Como se sabe, Ortega y su esposa, la vicepresidenta Rosario Murillo, se declararon vencedores en un simulacro de elecciones realizado en noviembre pasado, luego de que las autoridades del país centroamericano –copadas por el sandinismo– arrestaran a siete candidatos y dejaran fuera a tres partidos opositores. Según el observatorio ciudadano Urnas Abiertas, la abstención en la jornada electoral superó el 80%.
Dichos comicios no fueron reconocidos por la Unión Europea, Estados Unidos, Canadá y varias decenas de países más, entre ellos, acertadamente, el nuestro, y –en un movimiento coherente– se negaron a enviar a sus representantes a la ceremonia de juramentación de Ortega realizada a inicios de semana. Sorpresivamente (o quizá no tanto), hubo una congresista peruana que participó en el evento. La legisladora Margot Palacios, de Perú Libre, no solo asistió al acto público, sino que además subió a sus redes sociales una foto con el dictador acompañada de un texto en el que se mostraba “complacida por los grandes cambios emprendidos por el gobierno revolucionario en favor de la mujer y pueblos originarios”.
Tal vez a la parlamentaria Palacios no le incomode salir en una imagen con el líder de un régimen que mantiene a unos 170 presos políticos –según la Comisión Interamericana de Derechos Humanos– aislados, muchos de ellos, en condiciones deplorables y sometidos a tratos vejatorios y torturas. O que tenga las manos manchadas con la sangre de los más de 300 manifestantes que fallecieron producto de la represión estatal desde el 2018. Por no hablar de los miles de heridos ni de los cientos de miles que optaron por huir del país y a los que el dictador ha calificado con descaro como “apátridas”.
Todo esto, por supuesto, no es nuevo; se conoce desde hace un tiempo. Sin embargo, hay que decir también que, en los últimos años, en los que Ortega y Murillo han mostrado el rostro más feroz de la dictadura que pilotean juntos, su poder no ha menguado; por el contrario, han seguido avanzando en su intento por destruir cualquier resquicio de oposición, persiguiendo a quienes les hicieron frente, mientras siguen inaugurando nuevos ‘períodos de Gobierno’. Se trata, en suma, de una dictadura que venció.

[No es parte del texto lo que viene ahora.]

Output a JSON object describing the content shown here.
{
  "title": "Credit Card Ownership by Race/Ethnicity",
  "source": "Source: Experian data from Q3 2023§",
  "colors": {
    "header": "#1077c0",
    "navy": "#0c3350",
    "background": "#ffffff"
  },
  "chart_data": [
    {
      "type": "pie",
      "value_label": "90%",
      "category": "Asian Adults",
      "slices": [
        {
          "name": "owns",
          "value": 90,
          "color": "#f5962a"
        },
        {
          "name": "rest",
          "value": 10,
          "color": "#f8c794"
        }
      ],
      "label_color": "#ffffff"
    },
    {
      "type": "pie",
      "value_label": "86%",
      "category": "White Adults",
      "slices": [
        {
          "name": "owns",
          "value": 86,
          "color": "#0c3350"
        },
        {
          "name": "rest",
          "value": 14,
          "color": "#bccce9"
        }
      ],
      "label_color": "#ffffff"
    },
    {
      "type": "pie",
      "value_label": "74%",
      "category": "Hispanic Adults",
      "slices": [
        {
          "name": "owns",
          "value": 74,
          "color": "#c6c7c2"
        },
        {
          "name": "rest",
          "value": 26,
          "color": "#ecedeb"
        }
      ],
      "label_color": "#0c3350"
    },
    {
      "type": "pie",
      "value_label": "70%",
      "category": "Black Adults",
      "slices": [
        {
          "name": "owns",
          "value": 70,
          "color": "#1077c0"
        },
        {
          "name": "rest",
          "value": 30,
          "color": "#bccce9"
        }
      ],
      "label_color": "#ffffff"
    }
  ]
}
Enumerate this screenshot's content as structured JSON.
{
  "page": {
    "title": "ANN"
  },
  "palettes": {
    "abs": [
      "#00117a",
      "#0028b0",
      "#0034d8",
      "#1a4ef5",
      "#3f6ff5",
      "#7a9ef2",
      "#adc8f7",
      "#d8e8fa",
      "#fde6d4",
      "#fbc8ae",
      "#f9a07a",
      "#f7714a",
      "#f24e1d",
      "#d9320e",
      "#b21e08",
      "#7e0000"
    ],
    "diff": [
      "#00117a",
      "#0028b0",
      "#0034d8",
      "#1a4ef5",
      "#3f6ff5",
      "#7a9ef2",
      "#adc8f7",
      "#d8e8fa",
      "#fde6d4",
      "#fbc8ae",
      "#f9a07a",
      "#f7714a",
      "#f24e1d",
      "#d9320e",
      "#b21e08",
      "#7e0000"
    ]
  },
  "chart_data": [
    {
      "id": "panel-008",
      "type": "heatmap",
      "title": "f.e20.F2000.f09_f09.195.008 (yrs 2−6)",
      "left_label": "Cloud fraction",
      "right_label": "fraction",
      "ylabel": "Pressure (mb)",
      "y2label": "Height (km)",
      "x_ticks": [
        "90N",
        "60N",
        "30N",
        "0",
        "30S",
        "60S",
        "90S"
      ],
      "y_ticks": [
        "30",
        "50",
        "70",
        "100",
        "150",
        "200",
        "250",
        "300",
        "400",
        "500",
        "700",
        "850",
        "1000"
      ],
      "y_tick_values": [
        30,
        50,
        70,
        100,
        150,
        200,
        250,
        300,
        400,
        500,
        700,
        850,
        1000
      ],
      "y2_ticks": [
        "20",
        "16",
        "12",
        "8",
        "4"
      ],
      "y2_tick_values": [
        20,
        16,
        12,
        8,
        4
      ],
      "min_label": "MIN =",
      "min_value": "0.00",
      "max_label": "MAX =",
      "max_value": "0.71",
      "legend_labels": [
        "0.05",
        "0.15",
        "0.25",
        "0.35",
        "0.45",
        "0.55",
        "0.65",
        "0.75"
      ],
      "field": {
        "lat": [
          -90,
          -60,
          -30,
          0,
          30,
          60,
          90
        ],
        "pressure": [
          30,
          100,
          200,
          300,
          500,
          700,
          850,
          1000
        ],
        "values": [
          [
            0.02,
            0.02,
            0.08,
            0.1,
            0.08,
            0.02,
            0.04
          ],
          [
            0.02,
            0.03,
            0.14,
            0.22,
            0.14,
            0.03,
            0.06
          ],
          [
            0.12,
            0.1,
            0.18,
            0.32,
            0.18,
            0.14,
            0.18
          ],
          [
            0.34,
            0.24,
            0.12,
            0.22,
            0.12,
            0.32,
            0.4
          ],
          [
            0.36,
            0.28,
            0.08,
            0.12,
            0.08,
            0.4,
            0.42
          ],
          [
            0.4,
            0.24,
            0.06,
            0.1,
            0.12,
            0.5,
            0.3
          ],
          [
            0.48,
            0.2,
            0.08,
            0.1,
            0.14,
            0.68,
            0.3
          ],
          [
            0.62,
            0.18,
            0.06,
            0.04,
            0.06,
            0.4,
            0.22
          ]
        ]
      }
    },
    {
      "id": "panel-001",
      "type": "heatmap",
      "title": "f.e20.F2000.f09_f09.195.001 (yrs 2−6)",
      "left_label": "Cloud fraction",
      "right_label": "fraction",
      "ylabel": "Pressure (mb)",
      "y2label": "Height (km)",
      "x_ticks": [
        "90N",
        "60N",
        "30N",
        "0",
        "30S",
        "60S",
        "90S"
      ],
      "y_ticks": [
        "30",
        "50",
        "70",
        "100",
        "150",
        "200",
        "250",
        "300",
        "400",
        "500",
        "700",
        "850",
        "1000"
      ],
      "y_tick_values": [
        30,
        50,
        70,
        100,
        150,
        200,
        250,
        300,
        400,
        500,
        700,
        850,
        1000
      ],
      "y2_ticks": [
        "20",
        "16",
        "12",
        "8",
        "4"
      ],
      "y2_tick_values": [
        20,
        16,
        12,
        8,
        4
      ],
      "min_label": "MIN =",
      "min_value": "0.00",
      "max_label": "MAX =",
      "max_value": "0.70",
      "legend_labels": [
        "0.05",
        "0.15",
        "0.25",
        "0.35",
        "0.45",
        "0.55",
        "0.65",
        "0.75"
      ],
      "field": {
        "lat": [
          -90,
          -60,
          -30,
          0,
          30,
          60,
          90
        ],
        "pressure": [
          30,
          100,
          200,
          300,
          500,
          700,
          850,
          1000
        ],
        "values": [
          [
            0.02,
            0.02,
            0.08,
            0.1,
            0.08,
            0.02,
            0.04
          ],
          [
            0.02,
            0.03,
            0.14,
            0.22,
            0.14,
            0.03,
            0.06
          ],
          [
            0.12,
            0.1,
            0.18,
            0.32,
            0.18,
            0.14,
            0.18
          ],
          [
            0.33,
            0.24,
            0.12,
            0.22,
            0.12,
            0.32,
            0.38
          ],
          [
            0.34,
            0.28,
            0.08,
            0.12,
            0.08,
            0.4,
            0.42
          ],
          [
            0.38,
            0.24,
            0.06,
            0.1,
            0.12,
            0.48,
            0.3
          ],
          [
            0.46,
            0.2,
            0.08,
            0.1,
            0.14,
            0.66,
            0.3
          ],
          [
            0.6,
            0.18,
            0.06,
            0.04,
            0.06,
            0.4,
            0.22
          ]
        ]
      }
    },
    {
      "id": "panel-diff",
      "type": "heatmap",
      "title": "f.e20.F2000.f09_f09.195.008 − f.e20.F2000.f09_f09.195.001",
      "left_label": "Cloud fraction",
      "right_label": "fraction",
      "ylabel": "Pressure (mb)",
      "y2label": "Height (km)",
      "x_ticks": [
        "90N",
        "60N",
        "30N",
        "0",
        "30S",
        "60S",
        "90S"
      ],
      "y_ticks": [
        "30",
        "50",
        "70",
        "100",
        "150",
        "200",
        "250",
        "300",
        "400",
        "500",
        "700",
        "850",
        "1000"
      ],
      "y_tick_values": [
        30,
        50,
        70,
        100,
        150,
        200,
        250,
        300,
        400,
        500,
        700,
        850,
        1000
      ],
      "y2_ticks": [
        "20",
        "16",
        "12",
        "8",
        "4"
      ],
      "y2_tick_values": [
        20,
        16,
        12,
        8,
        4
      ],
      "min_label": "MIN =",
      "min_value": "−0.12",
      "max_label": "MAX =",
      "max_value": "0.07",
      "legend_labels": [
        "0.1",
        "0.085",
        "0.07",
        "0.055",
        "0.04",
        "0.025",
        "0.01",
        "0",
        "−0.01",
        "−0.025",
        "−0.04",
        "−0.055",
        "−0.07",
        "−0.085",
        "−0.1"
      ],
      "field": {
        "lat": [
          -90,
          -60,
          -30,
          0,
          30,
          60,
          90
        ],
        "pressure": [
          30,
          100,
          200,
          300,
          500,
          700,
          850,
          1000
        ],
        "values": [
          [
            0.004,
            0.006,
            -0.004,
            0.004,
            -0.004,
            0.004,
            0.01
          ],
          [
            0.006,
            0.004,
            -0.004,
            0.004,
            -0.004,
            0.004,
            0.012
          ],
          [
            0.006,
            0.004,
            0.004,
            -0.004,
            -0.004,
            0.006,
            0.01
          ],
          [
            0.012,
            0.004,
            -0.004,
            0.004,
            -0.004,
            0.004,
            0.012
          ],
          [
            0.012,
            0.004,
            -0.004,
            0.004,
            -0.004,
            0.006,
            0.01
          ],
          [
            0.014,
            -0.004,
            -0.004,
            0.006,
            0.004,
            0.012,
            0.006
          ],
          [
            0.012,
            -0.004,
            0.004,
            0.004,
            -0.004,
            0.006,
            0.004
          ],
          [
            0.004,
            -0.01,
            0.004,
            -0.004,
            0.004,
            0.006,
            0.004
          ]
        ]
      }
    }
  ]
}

No es la única, por cierto, en esta parte del mundo. La dictadura que lidera Nicolás Maduro en Venezuela, que no tiene nada que envidiarle en violaciones a los derechos humanos, destrucción de la separación de poderes y persecución política a la sandinista, también parece, de un tiempo a esta parte, haberse ganado la indiferencia de sus vecinos. Y ni qué decir de esa otra que lleva seis décadas asolando Cuba.
Ningún demócrata debería normalizar a estos regímenes, ni tomar actos como el realizado este lunes en Managua –en los que buscan investirse con un falso barniz de legitimidad– como algo natural. Precisamente esto es lo que quieren los dictadores para poder vencer por completo.